What Is a Clearing Agreement?
Clearing agreements mean two broad and very different things: Clearing member trade agreements and bilateral clearing agreements. Clearing member trade agreements are between an investor and a broker and allow the broker to represent the interests of his client and allows the broker to choose among brokers who participate in the agreement. This usually involves options, futures and other derivatives on the mercantile exchanges, but can also include stocks, bonds and securities. The bilateral clearing agreement is a political hot potato not often employed. It creates reciprocal trade agreements between governments for limited periods of time specified by the agreement.
The concept behind clearing member trade agreements allows investors to use different investment options through different brokers or brokerage houses, usually to take advantage of the expertise of each broker in particular market sectors. Not a bad investment strategy. However, when an investor enters into a clearing trade agreement, the orders are consolidated through a single broker. Consolidation benefits the investor by cutting down on the time, effort, fees and commissions that must be paid for executing orders.
Governments enter bilateral clearing agreements to establish reciprocal trade for a specific amount of a commodity or commodities for a specified and limited period of time. In its early practice, barter was not uncommon–trading, for example, wheat for oil. The practice hasn't worked as well since the end of World War II and is used only rarely, if at all, in the present day primarily because of the disruption it can cause on the free market. As such, bilateral clearing agreements have been condemned by the World Trade Organization.
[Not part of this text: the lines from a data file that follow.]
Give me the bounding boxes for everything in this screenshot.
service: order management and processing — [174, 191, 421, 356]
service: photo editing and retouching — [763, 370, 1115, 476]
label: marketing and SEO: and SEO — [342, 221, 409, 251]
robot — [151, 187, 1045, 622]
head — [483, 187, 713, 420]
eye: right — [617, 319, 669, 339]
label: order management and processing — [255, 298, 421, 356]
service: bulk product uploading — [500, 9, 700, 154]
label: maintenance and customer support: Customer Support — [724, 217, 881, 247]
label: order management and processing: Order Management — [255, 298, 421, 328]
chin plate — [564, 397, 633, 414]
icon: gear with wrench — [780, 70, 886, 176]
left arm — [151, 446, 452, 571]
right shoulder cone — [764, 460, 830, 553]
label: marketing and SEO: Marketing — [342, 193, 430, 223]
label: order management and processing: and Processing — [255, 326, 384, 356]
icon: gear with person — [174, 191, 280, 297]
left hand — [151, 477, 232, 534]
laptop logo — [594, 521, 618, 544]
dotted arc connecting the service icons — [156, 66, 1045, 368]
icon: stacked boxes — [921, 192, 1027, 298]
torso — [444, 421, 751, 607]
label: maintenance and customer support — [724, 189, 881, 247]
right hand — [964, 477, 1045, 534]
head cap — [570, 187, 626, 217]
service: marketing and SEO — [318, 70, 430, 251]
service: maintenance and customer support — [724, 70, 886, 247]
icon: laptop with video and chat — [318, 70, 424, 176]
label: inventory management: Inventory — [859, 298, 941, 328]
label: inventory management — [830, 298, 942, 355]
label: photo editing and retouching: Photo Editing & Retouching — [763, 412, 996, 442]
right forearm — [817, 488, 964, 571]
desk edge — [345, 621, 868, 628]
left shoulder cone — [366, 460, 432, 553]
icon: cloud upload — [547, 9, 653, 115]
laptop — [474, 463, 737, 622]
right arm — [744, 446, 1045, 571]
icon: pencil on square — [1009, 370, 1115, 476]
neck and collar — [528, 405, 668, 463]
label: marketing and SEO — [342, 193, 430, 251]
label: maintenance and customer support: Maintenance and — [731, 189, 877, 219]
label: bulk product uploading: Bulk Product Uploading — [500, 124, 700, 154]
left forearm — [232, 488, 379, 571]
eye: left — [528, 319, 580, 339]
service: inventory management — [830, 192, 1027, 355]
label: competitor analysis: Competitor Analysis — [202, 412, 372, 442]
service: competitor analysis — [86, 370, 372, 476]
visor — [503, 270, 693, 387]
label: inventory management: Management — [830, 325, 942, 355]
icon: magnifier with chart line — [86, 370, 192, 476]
The use of clearing agreements is a widespread practice, particularly for investors who seek diversified portfolios. The practice is so widespread an industry of clearing firms has developed to accommodate the practice. Clearing firms usually offer brokers with expertise in a wide range of investment transactions, particularly bond derivatives and commodities futures contracts. They often also provide banking expertise, making trades and fund transfers possible worldwide between domestic and international banks.
As part of a clearing agreement, clearing firms may be expected to perform the accounting on behalf of the client, settling trade debts and gains through electronic transactions with other traders and investors. Clearing firms may also be expected to oversee automatic withdrawals from or payments to particular investment accounts on a scheduled basis spelled out in the clearing agreement.
For clearing agreements, because trading can occur between all markets and the additional services offered by clearing firms, activities must be cleared through the Options Clearing Corporation. The OCC oversees the clearing process conducted on a number of exchanges, under the regulations established by the Securities and Exchange Commission.